Emotions help us gauge what’s important to us in any given situation. They also help us understand what we may need or want out of that situation. This understanding provides us with cues about how to behave in order to get our needs met. Emotion Focused Therapy helps people raise their self-awareness, which is the cornerstone of developing emotional intelligence. Increased awareness sets the stage for reflection, helping individuals and couples gain a deeper understanding of what they are feeling.
Within the safety of the therapeutic relationship, clients have the opportunity to more deeply explore their emotions and reveal for themselves the value of increased emotional awareness. This happens through learning to confront and effectively express difficult emotions, while developing skills for better managing them. Rather than simply reacting, clients learn to become more flexible in their response to emotionally charged experience. Responding, rather than reacting, transforms not only the emotional experience of the client, but makes more productive use of emotions creating more fruitful outcomes.
One the basic principles support the EFT model is the notion that, in order to change, a person needs to connect with where they are emotionally before they can move forward. Very often, when confronted with difficult or intense emotion, people will dismiss or push the experience away. Through increased awareness, these experiences can be reclaimed. This provides clients with opportunity to discover things they did not know and experience parts of themselves of which they were not consciously aware or had previously denied.
EFT helps people identify trustworthy memories they can rely upon as effective and adaptive guides for behavior and response. It also supports them in identifying which emotions are left over from past experience are maladaptive and no longer working for them. With these various emotions identified, individuals and couples can learn to relate to their memories, thoughts, feelings and the associated physical sensations that may have been ignored or avoided in a more healthy fashion. By getting in touch with more adaptive emotions, people are able to transform maladaptive emotions, such as fear, sadness or shame into something more productive, such as empowering anger, healthy grief and compassion for themselves and others.
EFT relies on very clear definitions of what constitutes both marital distress and adult love. These ideas are informed by research on the nature of marital distress and adult attachment, or the way adults relate with one another. Another strength of EFT is that it is a collaborative enterprise, which acknowledges the therapist’s skill set, while remaining respectful of the client and his, her or their needs, meeting the client where they are. Part of this collaboration includes strategies for change and interventions that address shifts that need to happen for either the individual or couple. The change process that this collaborative effort prompts is clearly mapped out. As with marital distress and adult love, the change process outlined in EFT, as well as predictors of success, are also supported by research. EFT has been used in many different situations and with a variety of client populations, to equal effect.

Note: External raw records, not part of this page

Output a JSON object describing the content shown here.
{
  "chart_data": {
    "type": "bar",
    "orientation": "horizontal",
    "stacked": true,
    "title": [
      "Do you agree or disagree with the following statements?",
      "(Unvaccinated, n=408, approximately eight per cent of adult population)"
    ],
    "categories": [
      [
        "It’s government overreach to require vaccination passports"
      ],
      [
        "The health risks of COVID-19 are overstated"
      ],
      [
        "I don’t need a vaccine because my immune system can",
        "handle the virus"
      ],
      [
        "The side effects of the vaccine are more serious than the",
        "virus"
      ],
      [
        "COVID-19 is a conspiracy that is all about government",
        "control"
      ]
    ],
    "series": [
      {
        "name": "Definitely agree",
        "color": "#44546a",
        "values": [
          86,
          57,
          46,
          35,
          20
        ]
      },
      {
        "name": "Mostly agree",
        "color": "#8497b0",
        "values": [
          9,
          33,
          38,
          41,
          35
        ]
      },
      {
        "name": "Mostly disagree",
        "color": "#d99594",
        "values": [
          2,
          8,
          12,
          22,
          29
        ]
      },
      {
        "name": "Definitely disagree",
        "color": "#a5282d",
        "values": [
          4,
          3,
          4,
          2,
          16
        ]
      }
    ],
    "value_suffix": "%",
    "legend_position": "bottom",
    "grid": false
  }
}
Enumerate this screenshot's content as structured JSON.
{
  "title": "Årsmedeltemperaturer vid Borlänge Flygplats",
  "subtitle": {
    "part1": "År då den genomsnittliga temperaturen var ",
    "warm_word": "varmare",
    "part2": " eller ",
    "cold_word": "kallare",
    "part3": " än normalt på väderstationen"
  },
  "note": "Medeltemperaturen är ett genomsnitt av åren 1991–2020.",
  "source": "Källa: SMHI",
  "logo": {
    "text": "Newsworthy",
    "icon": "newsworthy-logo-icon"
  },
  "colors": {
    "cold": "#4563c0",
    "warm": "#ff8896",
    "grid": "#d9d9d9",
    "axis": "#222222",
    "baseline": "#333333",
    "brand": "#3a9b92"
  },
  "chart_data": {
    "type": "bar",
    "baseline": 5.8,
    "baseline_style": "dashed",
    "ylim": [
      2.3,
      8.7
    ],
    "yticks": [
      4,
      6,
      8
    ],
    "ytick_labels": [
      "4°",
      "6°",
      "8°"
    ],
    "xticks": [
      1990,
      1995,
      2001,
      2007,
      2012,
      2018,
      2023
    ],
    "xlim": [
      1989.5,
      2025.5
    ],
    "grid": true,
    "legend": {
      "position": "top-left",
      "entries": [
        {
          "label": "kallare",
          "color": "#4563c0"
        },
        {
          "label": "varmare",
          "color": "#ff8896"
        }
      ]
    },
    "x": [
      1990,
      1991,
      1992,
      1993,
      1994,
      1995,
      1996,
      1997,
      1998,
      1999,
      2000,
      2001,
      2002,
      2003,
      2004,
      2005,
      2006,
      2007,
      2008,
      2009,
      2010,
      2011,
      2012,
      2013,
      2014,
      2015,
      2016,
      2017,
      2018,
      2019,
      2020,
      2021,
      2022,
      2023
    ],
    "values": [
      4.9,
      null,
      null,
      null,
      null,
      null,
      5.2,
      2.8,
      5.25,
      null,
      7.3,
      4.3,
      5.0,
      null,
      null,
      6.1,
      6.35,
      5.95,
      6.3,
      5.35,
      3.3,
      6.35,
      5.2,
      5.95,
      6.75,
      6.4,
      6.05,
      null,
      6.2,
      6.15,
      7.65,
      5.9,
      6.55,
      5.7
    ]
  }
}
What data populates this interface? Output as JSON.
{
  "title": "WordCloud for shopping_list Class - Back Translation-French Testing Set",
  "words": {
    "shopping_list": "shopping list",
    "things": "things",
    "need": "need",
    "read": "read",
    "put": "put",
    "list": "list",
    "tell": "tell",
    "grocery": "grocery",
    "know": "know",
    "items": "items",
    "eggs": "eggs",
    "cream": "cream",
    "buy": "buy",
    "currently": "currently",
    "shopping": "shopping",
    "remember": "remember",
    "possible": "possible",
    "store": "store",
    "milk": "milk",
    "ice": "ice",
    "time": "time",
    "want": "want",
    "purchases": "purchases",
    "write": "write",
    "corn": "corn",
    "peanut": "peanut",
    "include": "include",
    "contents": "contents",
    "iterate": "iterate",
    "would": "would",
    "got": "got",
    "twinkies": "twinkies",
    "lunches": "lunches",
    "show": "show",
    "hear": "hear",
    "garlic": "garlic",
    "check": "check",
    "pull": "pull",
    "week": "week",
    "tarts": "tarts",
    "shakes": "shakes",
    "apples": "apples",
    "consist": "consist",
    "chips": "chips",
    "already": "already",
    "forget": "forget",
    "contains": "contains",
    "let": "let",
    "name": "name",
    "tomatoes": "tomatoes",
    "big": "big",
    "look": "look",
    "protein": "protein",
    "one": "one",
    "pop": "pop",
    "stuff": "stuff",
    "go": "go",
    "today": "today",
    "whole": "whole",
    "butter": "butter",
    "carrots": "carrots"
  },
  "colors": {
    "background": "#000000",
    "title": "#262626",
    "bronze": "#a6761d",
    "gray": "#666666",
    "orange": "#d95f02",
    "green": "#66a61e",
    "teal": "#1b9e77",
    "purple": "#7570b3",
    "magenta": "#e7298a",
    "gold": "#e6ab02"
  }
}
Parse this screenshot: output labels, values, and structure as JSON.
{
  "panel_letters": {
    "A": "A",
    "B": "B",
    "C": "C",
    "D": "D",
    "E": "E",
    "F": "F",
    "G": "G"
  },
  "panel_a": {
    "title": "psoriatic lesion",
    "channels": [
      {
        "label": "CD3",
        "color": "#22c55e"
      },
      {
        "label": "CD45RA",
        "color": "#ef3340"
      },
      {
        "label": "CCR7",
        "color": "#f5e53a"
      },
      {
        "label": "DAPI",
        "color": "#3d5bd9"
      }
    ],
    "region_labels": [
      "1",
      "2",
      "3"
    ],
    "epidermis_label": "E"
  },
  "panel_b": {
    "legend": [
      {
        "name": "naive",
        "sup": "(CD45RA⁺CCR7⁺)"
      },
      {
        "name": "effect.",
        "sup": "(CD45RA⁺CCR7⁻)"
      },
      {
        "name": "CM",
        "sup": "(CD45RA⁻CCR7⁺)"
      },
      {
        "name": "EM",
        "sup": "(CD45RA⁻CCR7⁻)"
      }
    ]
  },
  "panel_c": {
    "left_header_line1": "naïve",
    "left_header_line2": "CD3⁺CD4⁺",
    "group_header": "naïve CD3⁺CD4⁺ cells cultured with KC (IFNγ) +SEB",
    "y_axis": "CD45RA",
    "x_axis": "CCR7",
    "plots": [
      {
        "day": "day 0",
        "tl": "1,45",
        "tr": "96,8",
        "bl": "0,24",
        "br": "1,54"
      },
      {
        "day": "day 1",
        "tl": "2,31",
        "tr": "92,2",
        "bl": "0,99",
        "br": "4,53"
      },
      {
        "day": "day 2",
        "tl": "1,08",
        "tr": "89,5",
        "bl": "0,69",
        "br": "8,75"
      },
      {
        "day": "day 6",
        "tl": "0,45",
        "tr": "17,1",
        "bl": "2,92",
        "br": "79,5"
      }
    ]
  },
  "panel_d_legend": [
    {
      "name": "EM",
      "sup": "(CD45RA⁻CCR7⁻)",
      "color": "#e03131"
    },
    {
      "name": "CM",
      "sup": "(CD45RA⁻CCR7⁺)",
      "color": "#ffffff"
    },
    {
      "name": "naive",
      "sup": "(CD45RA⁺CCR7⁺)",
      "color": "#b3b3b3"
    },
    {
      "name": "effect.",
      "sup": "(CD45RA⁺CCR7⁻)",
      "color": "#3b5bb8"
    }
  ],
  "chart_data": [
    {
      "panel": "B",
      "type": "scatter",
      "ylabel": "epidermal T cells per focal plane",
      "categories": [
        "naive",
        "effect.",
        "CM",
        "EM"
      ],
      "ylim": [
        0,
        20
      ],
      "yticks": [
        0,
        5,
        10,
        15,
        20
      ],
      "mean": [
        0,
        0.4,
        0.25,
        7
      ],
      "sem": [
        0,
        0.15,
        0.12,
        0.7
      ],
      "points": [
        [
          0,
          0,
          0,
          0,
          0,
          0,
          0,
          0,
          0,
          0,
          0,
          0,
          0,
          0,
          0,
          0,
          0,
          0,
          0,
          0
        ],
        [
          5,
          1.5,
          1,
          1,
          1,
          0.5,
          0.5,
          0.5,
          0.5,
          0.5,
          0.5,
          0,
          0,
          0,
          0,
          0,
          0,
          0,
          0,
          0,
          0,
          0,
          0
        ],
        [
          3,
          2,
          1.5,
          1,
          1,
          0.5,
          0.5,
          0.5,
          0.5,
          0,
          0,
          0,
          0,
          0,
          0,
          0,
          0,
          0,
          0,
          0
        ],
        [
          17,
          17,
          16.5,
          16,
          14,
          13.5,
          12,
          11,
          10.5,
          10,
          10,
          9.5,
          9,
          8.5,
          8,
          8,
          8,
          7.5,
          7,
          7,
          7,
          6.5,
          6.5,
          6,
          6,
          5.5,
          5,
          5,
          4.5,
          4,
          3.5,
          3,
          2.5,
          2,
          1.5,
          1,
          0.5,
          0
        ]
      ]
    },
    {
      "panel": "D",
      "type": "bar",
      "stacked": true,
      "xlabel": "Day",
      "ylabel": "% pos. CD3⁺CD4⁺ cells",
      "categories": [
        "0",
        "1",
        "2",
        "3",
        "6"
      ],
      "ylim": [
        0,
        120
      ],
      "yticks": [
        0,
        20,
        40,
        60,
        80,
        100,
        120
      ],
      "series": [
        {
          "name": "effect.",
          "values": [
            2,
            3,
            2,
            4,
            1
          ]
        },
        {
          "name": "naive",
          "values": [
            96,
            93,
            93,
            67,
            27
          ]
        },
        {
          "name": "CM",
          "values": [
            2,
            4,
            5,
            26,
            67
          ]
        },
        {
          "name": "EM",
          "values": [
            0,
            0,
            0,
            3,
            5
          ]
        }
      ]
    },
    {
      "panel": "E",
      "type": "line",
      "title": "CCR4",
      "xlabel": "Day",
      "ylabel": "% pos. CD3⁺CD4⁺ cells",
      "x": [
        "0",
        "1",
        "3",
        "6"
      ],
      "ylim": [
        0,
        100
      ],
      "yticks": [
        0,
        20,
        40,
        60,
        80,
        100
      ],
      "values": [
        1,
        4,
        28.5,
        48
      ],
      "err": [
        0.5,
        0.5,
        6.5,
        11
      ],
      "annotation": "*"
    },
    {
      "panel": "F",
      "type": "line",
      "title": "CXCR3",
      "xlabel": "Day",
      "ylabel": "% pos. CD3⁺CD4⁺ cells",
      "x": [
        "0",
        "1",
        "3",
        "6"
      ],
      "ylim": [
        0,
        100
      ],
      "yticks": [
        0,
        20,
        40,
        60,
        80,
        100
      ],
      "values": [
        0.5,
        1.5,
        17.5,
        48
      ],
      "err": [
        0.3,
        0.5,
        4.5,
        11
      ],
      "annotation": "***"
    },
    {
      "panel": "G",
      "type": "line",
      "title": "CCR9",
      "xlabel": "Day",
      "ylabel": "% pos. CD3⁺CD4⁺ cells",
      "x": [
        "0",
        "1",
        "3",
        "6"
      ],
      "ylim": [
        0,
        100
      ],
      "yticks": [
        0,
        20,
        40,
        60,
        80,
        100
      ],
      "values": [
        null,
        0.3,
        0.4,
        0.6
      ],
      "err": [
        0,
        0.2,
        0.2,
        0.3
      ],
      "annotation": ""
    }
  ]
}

The primary goals of EFT include enhancing emotional intelligence through a fostering of self-awareness, allowing for an expansion and reorganization of emotional responses. In terms of couples, it intends to shift the fixed patterns of behavior that may be keeping a relationship stuck, creating different, and more productive, cycles of interaction. Emotional awareness, shifts in emotional response and changes in patterns of interaction promote a greater sense of security within the relationship, and for the partners as individuals.